ASIC has also adopted ‘no-action’ position for public companies with a financial year end between 7 January 2021 and 7 April 2021 that do not hold their AGMs within five months after the end of the financial years, where these meetings are held up to seven months after year end.

This builds on the existing equivalent no-action position that applies to public companies with financial years that ended from 31 December 2019 to 7 January 2021 as previously discussed in our article - ASIC extends deadline for financial reporting obligations and amends ‘no action’ position for AGMs.

However, ASIC’s ‘no-action’ position does not operate to formally extend the time by which entities must hold their AGM.  

Financial Reporting Obligations

ASIC had previously extended by one month the deadline for both listed and unlisted entities to lodge financial reports under Chapters 2M and 7 of the Corporations Act for entities with a financial year that ends between 21 February 2020 and 7 January 2021.

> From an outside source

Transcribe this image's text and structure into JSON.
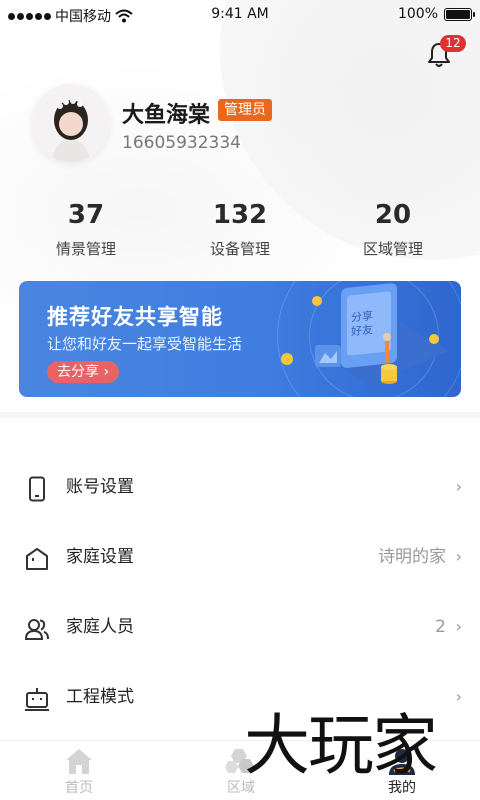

While ASIC has given a ‘no-action’ position for AGMs up to financial years ending 7 April 2021, ASIC is not currently intending to extend the class relief for financial reports to entities with financial years that end between 8 January 2021 and 7 April 2021.

However, entities may apply to ASIC for individual financial reporting relief should that be necessary in their circumstances. ASIC will have regard to the factors in s340 of the Corporations Act, as well as Regulatory Guide 43 Financial reports and audit relief and Regulatory Guide 51 Applications for relief, in deciding whether individual relief is appropriate.